No melhor pano cai a nódoa. O ministro dos Negócios Estrangeiros que se distinguia como um dos melhores da equipa de Costa, anunciou alterações às emissões de certificados de nacionalidade a descendentes de judeus sefarditas. Até aqui tudo bem. É mais que justa a alteração, sobretudo tendo em conta o favorecimento ao oligarca russo (ele já tem três nacionalidades), senhor  Roman Abramovich. Mas... (com António Costa há sempre um mas) esta nova mexida não atinge aquele capitalista. Dá para entender? Entende-se muito bem, oh sim! Entre nós há que defender os interesses económicos de advogados, consultores, bancos e serviços. O senhor Abramovich é um entre centenas. E Costa não é Boris Johnson. Infelizmente. 

         - Os ataques criminosos à Ucrânia parece estarem-se a intensificar. Bombardeamentos indiscriminados a hospitais, maternidades, prédios de habitação, o teatro de Mariupol, uma ou outra igreja, grandes vias. A guerra já praticamente entrou na capital e pergunta-se porque razão não está o país reduzido a cinzas, sabendo-se da diferença abissal entre Golias e David. A resposta não é só uma, mas todas elas banham Putin na derrota, na barbaridade e na indiferença do ser humano que conta muito pouco para o ditador. Opor um homem com estas características aos Estados Unidos, é possuir uma dose excessiva de fanatismo e querer fazer recuar o mundo para os tempos pré-históricos, sinistros, aterradores, que foram os de Hitler, Estaline e a Guerra Fria. Putin há muito que se sabia era um homem perigoso, sem palavra, obcecado, fanático, megalómano. Se pensarmos que a NATO foi organizada com a participação do alcoólico Boris Ieltsin, que assinou, inclusive, em 1997, o “Acto Fundador”! Putin, além do seu trabalho de toupeira no KGB, soube tirar do então Presidente da Rússia, um homem débil, fraco, que governou a Federação Russa quase sempre alcoolizado, temos a matriz daquele que lhe sucedeu. Diga ele o que disser: a verdade é que ninguém atacou a Rússia, mas Putin que acordou czar decidiu invadir a Ucrânia, um país de gente boa, trabalhadora, que ama as artes e o seu país. 

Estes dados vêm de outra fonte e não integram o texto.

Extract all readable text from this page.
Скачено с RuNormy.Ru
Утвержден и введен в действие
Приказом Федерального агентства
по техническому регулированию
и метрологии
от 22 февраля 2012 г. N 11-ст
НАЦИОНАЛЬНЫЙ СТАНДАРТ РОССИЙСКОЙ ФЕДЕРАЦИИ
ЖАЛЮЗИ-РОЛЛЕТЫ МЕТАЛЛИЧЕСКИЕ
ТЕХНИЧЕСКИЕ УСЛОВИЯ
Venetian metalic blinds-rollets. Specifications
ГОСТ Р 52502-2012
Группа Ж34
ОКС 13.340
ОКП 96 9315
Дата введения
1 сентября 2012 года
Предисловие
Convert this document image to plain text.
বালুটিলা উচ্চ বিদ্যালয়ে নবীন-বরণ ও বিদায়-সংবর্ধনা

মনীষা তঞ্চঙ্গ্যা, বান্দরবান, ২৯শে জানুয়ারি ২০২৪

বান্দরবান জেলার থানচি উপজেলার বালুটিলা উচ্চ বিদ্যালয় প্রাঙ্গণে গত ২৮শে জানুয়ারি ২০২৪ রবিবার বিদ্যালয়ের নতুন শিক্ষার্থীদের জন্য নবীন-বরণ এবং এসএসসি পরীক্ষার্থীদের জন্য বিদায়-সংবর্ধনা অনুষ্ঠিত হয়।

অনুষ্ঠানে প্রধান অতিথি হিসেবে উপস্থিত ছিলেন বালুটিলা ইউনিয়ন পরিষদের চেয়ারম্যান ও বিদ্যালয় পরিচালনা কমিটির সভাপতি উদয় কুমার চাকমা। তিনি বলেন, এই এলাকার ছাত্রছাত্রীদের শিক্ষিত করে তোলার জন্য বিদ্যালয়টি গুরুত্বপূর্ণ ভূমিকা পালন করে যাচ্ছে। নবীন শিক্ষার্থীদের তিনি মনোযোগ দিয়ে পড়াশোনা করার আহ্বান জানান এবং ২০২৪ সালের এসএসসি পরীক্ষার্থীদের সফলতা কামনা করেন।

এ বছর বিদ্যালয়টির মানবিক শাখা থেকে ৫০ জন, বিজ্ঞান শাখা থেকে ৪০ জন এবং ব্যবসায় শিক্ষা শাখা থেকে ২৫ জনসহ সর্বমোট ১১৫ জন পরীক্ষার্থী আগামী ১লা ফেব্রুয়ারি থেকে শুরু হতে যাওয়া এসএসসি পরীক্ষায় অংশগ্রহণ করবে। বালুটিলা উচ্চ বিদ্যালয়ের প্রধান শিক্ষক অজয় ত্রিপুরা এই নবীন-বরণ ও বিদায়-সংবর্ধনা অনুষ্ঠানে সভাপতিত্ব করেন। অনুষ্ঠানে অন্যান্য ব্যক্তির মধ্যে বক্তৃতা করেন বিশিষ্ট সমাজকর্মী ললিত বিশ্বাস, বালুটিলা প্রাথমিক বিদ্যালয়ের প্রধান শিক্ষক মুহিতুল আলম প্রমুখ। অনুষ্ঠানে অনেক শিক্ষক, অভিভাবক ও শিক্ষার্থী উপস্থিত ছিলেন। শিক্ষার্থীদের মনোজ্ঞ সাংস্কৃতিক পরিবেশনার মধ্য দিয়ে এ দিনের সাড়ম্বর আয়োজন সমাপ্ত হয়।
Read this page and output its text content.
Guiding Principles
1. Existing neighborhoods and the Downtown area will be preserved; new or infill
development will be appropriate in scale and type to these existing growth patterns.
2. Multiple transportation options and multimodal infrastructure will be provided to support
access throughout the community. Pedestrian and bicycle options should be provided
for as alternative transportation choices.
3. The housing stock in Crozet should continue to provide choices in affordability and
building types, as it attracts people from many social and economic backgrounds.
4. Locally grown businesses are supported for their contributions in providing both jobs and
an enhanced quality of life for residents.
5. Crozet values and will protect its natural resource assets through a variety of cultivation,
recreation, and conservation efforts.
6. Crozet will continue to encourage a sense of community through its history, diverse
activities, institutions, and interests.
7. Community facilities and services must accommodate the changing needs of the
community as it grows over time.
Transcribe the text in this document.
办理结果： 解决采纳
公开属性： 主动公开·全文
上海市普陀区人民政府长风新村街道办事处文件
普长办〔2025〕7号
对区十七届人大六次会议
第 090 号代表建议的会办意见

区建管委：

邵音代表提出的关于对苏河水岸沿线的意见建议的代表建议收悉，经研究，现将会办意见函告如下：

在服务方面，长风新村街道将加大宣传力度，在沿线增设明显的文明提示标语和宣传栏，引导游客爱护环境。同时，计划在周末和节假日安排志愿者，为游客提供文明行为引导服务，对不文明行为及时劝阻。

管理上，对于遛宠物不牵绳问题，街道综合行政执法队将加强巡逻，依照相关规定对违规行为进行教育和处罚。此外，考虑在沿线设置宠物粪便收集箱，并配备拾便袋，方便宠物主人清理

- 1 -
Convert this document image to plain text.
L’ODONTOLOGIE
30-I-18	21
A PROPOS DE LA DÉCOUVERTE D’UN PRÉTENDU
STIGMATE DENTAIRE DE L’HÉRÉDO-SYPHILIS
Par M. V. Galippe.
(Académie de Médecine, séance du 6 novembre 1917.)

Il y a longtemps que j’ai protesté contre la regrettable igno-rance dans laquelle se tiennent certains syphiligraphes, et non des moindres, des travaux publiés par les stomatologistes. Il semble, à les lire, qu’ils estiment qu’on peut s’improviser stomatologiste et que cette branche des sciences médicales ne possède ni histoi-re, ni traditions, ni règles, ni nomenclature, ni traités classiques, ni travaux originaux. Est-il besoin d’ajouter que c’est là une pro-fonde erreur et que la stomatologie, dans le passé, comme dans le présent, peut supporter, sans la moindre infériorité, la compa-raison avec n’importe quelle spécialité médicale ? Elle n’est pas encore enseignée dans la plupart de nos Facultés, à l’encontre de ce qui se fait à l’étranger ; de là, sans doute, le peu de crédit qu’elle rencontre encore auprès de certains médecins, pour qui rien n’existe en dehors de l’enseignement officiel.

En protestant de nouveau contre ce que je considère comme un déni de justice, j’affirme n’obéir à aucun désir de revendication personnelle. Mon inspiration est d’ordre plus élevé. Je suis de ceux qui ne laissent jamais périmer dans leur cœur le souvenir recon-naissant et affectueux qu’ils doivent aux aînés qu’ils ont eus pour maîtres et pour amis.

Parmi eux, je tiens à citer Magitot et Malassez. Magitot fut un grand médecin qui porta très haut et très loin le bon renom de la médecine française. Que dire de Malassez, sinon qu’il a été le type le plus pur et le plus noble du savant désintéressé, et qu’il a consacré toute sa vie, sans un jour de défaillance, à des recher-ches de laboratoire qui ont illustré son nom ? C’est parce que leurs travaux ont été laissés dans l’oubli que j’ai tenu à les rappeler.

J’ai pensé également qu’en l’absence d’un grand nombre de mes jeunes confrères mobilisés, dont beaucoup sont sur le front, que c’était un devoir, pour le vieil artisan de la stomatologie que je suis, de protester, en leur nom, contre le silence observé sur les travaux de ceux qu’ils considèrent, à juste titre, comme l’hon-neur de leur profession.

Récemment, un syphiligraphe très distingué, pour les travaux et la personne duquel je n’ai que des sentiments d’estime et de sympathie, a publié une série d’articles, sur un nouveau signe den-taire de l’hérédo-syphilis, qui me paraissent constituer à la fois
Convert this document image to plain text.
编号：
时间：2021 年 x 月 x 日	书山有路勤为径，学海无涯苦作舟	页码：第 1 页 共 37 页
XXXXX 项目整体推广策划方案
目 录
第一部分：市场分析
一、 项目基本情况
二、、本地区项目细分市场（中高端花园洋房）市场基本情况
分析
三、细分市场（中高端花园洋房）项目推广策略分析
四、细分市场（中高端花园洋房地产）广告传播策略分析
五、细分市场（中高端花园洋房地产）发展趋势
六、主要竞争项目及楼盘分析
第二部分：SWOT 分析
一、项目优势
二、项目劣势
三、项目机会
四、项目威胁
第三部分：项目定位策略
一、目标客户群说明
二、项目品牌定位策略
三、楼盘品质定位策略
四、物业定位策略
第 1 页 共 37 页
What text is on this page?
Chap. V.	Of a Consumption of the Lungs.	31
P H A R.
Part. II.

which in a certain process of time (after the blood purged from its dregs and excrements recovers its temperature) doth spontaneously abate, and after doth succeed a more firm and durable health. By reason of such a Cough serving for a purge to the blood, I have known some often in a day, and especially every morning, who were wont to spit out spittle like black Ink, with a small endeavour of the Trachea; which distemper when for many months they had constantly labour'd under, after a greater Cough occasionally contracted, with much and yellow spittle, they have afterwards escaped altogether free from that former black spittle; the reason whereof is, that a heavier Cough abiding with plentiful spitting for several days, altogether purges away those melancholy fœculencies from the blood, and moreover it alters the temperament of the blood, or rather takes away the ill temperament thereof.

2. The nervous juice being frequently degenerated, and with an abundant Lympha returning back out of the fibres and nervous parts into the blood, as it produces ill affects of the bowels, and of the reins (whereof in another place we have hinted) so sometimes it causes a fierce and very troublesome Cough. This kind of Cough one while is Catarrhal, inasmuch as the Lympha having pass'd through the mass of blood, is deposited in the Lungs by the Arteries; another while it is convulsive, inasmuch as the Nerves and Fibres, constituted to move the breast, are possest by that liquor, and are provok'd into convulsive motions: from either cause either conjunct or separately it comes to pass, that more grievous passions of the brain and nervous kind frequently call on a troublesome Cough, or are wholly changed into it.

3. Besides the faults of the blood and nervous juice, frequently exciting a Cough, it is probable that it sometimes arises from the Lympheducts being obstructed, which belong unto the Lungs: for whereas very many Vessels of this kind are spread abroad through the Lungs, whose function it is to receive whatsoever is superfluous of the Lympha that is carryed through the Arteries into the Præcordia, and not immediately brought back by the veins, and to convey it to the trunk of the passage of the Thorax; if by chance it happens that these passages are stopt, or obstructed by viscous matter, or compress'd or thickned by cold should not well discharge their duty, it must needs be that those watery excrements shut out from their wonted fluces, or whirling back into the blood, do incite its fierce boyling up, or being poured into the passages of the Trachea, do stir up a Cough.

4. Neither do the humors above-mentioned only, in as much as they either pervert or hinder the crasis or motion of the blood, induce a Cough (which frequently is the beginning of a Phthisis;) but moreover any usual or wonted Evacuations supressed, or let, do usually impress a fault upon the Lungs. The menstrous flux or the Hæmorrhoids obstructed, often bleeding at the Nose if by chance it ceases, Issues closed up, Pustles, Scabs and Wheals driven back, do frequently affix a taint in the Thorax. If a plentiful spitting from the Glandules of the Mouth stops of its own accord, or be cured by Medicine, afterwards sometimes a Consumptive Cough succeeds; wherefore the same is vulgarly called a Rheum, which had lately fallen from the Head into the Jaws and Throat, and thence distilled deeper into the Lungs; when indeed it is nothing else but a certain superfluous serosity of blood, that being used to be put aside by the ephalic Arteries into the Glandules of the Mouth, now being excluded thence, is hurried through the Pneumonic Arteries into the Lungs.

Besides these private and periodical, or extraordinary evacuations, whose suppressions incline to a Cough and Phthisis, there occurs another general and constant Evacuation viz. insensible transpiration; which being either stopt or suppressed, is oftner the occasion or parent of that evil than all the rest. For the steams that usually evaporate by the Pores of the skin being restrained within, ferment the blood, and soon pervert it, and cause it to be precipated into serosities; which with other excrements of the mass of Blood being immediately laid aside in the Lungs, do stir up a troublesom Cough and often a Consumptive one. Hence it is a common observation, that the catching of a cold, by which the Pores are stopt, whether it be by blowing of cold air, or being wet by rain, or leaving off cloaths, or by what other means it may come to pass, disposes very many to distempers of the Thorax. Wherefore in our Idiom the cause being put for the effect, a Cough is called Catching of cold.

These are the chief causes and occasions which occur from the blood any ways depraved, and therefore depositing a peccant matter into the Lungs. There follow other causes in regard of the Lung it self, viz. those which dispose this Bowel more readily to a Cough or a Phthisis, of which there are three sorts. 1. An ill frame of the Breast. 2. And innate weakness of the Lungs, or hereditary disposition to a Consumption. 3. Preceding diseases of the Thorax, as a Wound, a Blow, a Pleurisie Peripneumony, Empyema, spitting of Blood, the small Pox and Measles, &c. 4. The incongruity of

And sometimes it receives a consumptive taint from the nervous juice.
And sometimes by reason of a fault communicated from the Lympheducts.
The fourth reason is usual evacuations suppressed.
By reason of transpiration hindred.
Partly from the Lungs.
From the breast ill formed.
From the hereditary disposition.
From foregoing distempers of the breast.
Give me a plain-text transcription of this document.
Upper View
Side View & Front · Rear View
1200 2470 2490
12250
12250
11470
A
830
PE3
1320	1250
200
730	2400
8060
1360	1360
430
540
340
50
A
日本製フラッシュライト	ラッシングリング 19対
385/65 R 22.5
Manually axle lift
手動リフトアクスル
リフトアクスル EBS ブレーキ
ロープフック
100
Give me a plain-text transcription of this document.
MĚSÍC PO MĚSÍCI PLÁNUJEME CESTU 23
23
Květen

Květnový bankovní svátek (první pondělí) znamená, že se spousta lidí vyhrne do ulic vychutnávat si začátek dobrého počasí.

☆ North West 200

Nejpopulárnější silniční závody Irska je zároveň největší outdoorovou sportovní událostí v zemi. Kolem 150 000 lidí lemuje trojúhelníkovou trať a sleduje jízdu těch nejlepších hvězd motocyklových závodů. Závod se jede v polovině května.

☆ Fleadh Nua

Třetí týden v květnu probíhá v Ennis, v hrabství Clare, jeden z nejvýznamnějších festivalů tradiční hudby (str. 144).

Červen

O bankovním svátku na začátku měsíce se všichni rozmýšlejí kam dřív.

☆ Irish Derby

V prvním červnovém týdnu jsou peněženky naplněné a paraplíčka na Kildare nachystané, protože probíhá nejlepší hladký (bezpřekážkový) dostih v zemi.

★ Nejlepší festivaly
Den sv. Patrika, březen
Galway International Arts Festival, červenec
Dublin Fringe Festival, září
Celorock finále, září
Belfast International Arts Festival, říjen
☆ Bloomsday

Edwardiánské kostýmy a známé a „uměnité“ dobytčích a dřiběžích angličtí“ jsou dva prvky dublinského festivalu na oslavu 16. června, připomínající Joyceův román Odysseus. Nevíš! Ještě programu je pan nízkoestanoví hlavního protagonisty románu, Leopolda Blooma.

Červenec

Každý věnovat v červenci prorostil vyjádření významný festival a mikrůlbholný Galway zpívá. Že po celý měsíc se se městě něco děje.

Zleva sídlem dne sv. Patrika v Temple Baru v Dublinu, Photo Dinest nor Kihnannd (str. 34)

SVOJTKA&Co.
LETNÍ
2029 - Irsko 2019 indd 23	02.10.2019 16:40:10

         - Segundo as Nações Unidas, o conflito já provocou mais de 3,2 milhões de refugiados e a morte de para cima de 200 crianças, 816 mortos e 1333 feridos civis. Mas estes números são o que são. Nada se sabe ao certo e muito menos quantos soldados pereceram de um lado e outro da guerra. 

         - Prevendo que Putin (como eu penso também) não se vai ficar pela Ucrânia, a Estónia, Letónia e a Lituânia expulsaram em conjunto vinte diplomatas russos dos seus territórios.  

         - Eu sou extremamente sensível à amizade. Daí que, ao cabo de muitos telefonemas (para casa e portável), aceitei encontrar-me com o João, deixando claro que não podia haver discussão sobre a invasão na Ucrânia – e ele cumpriu. Assim abancámos na Confeitaria Nacional para um almoço que decorreu muito simpático e agradável, ajudando-me mesmo a levantar o moral que trago muito em baixo devido ao desaparecimento da minha irmã. O Carlos Soares apareceu mais tarde e a conversa a três sobre arte romana de que o nosso amigo conhece todos os meandros, foi curiosa não estando eu nem sempre de acordo com ele, sobretudo no que nela aferrou dos gregos. 


domingo, março 20, 2022

Domingo, 20.

Paz aos mortos, a todos os mortos. Acredito que todos estão melhor que nós vivendo sob céu luminoso, conhecedores da Face de Deus, ao abrigo da angústia infinita, violência e horrores inumanos. Para nós que por cá nos quedamos, é indiscritível a tristeza que nos pesa num dia de trevas que enegreceu o mundo de luz e de vida. 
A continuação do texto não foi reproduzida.